MicroFridge combination units are equipped with patented, current-limiting
circuitry and a one plug operation which lessens the peak current load on
electrical circuits.  The sub-assembly units are manufactured by Sanyo E&E
Corporation, Daewoo Electronics Corporation and Nisshin Corporation.  Intirion,
cited in 1994 by Inc. magazine as one of the nation's fastest growing private
companies, had FY '96 revenues of $17.7 million and FY '97 revenues of $23.5
million, an increase of over 30%.

Mac-Gray, founded in 1927, is one of the nation's leading providers of card and
coin-operated laundry equipment service to the college and multi-housing
markets, with FY '96 revenues of $64.4 million and projected FY '97 revenues of
approximately $80 million.  It is the industry leader in smart-card operated
laundry equipment.  Mac-Gray successfully completed an initial public offering
in October, 1997.

Mac-Gray is the leading provider of card and coin-operated laundry equipment to
the college and university market in North America.  Intirion's family of
compact refrigerators/freezers with microwave ovens, is the leading choice of
college and university housing officers for on-campus installation.

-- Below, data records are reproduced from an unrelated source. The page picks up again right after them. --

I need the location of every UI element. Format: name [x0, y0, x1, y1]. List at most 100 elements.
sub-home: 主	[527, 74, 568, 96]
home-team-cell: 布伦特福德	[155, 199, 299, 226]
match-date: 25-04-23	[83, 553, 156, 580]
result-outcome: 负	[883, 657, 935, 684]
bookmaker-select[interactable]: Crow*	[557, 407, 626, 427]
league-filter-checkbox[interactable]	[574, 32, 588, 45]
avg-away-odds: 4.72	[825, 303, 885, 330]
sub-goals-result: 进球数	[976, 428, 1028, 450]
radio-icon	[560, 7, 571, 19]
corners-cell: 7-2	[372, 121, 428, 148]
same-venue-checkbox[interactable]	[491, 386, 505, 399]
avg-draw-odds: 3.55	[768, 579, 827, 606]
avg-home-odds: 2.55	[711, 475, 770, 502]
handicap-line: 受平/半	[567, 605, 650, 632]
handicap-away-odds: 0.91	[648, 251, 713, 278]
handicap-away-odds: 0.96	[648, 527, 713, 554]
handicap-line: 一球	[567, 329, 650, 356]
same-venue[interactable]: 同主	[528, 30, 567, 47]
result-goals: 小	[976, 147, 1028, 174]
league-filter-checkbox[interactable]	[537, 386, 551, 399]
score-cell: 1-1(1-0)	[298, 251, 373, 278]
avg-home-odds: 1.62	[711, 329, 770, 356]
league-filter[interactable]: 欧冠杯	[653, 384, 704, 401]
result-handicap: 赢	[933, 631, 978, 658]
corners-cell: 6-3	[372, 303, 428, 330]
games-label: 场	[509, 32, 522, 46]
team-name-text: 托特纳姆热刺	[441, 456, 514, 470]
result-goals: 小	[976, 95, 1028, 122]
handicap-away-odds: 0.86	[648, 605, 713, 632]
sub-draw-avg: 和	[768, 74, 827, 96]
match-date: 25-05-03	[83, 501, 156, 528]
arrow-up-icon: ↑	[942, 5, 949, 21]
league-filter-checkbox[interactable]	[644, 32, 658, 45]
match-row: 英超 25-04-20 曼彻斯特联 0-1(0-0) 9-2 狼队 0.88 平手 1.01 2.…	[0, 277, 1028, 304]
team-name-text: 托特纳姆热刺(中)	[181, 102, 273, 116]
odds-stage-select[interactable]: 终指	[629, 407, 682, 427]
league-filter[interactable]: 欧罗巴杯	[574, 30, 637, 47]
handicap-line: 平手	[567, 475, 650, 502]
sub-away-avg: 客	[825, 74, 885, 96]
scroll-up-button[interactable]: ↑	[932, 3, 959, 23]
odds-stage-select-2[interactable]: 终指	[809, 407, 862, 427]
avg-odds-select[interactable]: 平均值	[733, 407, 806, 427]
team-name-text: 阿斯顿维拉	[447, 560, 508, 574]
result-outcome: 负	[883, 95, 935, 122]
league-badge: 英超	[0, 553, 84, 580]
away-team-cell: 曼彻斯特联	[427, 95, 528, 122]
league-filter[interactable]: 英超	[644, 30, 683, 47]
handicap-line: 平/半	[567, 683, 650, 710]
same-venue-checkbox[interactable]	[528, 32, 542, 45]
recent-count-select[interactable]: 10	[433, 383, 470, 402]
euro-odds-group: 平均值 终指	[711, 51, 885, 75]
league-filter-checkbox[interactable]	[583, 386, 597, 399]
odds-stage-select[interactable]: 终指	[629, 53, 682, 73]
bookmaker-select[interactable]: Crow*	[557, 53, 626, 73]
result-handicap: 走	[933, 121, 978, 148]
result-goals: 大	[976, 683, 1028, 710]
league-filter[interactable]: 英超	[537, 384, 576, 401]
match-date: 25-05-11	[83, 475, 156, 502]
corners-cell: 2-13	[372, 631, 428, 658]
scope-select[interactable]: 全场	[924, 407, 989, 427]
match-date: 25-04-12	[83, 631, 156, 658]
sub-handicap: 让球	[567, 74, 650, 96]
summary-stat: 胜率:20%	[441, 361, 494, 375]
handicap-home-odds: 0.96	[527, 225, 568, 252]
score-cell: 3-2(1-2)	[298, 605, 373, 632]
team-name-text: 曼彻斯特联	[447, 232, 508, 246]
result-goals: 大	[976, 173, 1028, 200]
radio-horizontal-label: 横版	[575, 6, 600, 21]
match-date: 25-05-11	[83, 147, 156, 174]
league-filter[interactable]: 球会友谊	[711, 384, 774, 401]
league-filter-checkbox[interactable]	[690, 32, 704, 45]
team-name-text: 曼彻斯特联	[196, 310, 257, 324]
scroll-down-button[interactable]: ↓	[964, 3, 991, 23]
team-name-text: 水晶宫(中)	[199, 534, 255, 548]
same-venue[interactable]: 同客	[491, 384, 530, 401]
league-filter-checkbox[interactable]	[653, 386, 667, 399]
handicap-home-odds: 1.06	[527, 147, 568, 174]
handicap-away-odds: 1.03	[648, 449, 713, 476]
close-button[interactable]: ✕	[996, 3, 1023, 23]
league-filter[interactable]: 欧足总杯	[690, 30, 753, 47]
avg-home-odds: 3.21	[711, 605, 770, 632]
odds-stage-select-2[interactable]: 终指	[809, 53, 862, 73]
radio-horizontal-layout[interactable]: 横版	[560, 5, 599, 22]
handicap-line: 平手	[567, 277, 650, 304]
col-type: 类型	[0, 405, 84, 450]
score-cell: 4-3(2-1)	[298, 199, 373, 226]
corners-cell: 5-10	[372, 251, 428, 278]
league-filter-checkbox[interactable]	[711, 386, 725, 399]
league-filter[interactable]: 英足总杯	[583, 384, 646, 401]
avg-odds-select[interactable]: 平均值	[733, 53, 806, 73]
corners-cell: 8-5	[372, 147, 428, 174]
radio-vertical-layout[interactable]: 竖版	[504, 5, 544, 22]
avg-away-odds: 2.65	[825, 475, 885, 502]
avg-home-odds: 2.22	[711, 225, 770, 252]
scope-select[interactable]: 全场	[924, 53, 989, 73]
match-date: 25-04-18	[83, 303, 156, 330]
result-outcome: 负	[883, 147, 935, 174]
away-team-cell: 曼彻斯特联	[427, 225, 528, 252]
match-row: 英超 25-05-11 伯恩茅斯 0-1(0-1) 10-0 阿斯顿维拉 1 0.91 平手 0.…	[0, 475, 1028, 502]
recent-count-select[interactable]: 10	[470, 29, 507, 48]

According to Stewart MacDonald, Mac-Gray's Chairman and CEO, "This merger
provides both companies with an abundance of opportunities.  In the college and
university environment, where both companies enjoy strong relationships and #1
market share positions, the combined customer bases provide opportunities on a
broad scale.  Additionally, Mac-Gray provides entry for Intirion in the
apartment housing market while Intirion opens up enhanced cross-marketing
opportunities in the government, hotel/motel and senior housing markets. This
merger provides the potential to change the rules in all of our markets beyond
those available through 'in industry' acquisitions."
<PAGE>
 
Robert P. Bennett, Intirion President and CEO said, "The merger with Mac-Gray is
a natural marriage of two companies with a common mission and focus on sustained
growth.  We share the same values and commitments to quality, customer service,
and growth."

The transaction, which will be accounted for as a pooling of interests, requires
regulatory approvals and approval by shareholders of Intirion.  It is
anticipated that this transaction will close in early 1998.

Safe Harbor Statement under the Private Securities Litigation Reform Act of
1995: The statements contained in this release which are not historical facts,
such as those containing future financial performance and growth, are forward
looking statements that are subject to change based on various factors which may
be beyond the company's control.  Accordingly, the future performance and
financial results of the company may differ materially from those expressed or
implied in any such forward looking statements.  Such factors include, but are
not limited to, those described in the company's filings with the Securities and
Exchange Commission, as well as various factors related to the transaction
described in this release, including the costs of integrating their business and
the realization of synergy anticipated with respect to the transaction.